Laut durchgesickerten Informationen will der Bund im kommenden Jahr um über 20 Milliarden Euro mehr ausgeben, als er an Einnahmen erwartet – das bedeutet ein Budgetdefizit von mehr als sechs Prozent des Bruttoinlandsproduktes (BIP). Zum Vergleich: Heuer kündigt sich ein Minus von zehn Prozent an.

Arbeitslosigkeit eine zentrale Sorge

Die Ursache ist natürlich die Corona-Krise. Erstens macht der Staat Unsummen für Arbeitslosengeld, diverse Hilfsmaßnahmen und die Stützung der Sozialsysteme locker. Zweitens verspricht die Regierung Investitionen, um die Republik wieder auf Vordermann zu bringen.

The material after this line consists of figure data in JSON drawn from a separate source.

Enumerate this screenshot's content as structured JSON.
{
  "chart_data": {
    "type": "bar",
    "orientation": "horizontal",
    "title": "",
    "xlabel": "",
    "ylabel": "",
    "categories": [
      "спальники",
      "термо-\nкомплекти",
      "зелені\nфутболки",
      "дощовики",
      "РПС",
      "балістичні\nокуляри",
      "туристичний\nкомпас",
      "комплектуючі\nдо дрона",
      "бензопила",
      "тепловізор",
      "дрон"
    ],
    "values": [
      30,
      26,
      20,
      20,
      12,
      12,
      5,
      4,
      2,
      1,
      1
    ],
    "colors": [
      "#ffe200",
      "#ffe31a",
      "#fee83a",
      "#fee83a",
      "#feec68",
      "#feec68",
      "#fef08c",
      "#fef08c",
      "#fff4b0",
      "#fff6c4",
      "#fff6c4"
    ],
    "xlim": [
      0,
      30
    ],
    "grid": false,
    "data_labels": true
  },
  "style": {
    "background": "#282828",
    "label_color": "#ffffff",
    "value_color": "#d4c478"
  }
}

Doch geben ÖVP und Grüne genügend Geld für die richtigen Zwecke an?

Eine zentrale Sorge, an der die Regierung nicht vorbeikommt, ist die rasant gestiegene Arbeitslosigkeit. Man stehe vor einem Winter mit einer Rekordarbeitslosigkeit von mehr als 500.000 Menschen, das habe es seit 1946 in Österreich nicht gegeben, sagte SPÖ-Chefin Pamela Rendi-Wagner in einer Pressekonferenz am Dienstag. Man lese beinahe täglich von Standortschließungen und Personalabbau in der Industrie, doch die türkis-grüne Regierung bleibe aus ihrer Sicht untätig. Das Budget von Blümel sei jedenfalls alles andere als eine "Kampfansage gegen die Arbeitslosigkeit", moniert Rendi-Wagner. Ihr fehlt überdies eine weitere Steuersenkung, um den Konsum anzukurbeln.

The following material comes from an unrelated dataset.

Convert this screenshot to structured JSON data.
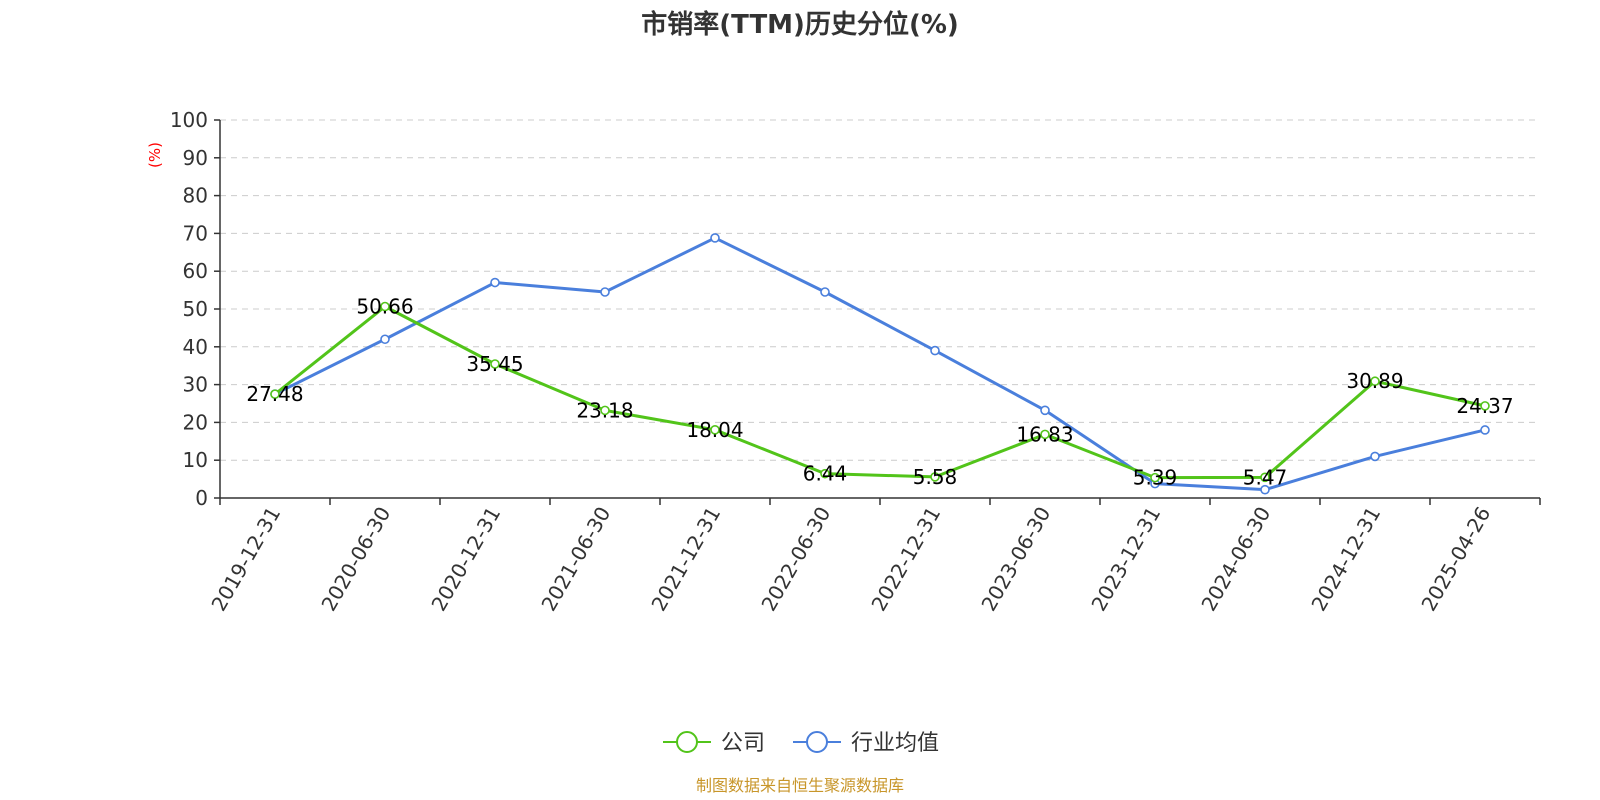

Tatsächlich sieht das kommende Budget mehr Geld zur Bekämpfung der Arbeitslosigkeit vor. Aber man muss schon genau hinsehen. Gernot Mitter von der Arbeiterkammer geht laut vorliegenden Informationen von 428 Millionen Euro aus, die zusätzlich unter dem Titel "Arbeitsstiftung" für Schulungen und Qualifizierungsmaßnahmen fließen sollen.

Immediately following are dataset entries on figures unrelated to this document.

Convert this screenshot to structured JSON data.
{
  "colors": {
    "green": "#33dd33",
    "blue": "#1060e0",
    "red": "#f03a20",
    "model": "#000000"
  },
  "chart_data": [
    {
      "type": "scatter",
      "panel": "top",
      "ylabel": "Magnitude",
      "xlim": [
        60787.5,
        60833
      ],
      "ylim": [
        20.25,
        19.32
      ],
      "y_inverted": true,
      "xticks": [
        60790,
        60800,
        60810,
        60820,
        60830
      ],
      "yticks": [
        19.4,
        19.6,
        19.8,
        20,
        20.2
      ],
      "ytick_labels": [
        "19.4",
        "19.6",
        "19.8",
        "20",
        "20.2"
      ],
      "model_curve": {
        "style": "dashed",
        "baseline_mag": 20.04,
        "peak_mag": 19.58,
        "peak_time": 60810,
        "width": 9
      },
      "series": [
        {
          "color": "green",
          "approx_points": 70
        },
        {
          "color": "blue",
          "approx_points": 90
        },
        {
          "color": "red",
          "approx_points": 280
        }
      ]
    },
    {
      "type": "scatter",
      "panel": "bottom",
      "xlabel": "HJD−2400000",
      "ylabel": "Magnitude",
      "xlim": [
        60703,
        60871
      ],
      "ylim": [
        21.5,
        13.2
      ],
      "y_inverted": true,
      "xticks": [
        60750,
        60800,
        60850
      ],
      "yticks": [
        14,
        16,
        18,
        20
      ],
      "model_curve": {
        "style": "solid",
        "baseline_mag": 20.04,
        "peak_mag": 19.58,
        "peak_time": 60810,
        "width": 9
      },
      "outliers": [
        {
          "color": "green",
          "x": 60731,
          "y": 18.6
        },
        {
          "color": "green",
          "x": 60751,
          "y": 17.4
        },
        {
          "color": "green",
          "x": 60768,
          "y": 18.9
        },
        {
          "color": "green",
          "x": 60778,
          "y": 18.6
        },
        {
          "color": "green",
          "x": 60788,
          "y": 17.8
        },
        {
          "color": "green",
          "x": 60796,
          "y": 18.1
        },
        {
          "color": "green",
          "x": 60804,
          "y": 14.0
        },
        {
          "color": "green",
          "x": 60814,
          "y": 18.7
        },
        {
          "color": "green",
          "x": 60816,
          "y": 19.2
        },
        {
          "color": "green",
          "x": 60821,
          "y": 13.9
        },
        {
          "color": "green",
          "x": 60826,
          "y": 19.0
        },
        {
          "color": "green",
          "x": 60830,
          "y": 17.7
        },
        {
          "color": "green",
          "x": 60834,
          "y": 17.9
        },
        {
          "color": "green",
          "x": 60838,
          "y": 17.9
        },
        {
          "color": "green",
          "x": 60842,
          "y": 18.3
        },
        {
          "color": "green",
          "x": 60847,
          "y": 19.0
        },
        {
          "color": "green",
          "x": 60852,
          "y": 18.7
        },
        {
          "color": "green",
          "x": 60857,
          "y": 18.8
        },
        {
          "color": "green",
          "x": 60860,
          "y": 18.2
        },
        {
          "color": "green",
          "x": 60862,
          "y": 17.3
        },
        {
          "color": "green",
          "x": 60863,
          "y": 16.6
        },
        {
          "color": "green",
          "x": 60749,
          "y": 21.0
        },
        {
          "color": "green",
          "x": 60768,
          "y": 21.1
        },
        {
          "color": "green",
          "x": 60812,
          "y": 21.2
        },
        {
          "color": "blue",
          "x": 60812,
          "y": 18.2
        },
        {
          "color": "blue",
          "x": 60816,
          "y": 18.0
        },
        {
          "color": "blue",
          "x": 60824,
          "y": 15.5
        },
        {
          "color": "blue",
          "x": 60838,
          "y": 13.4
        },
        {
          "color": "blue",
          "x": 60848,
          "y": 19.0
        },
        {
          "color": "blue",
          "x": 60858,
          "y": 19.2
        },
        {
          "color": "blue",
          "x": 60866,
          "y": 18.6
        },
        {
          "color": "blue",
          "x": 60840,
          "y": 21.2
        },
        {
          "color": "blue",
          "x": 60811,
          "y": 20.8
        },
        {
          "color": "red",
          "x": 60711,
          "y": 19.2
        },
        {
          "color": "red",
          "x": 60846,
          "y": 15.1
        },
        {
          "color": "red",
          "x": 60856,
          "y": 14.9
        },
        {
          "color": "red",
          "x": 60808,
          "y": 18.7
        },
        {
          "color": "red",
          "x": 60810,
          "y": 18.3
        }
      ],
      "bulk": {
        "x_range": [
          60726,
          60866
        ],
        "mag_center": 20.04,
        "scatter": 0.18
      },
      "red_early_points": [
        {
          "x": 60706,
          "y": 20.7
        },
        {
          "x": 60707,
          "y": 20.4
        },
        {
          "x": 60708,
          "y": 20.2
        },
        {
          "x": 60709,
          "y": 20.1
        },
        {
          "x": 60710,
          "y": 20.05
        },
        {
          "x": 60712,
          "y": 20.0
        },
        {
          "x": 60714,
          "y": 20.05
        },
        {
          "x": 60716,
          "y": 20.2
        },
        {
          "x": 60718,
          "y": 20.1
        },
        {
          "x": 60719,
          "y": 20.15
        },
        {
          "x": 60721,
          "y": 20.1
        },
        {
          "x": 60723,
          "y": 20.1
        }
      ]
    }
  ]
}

Seiner Rechnung zufolge liegt das Förderbudget des Arbeitsmarktservice damit in absoluten Zahlen auch über den Summen, die in den Jahren 2017 bis 2019 letztlich jeweils ausgeschüttet wurden. Kalkuliert man jedoch die gewachsene Zahl der Arbeitslosen mit ein, sieht die Bilanz anders aus. Pro Kopf gerechnet falle die Fördersumme nicht wirklich höher aus als 2017, merkt Mitter an, will sich aber gar nicht allzu lang mit diesem Vergleich aufhalten: Die 428 Millionen mehr fürs kommende Jahr seien jedenfalls ein richtiger Schritt.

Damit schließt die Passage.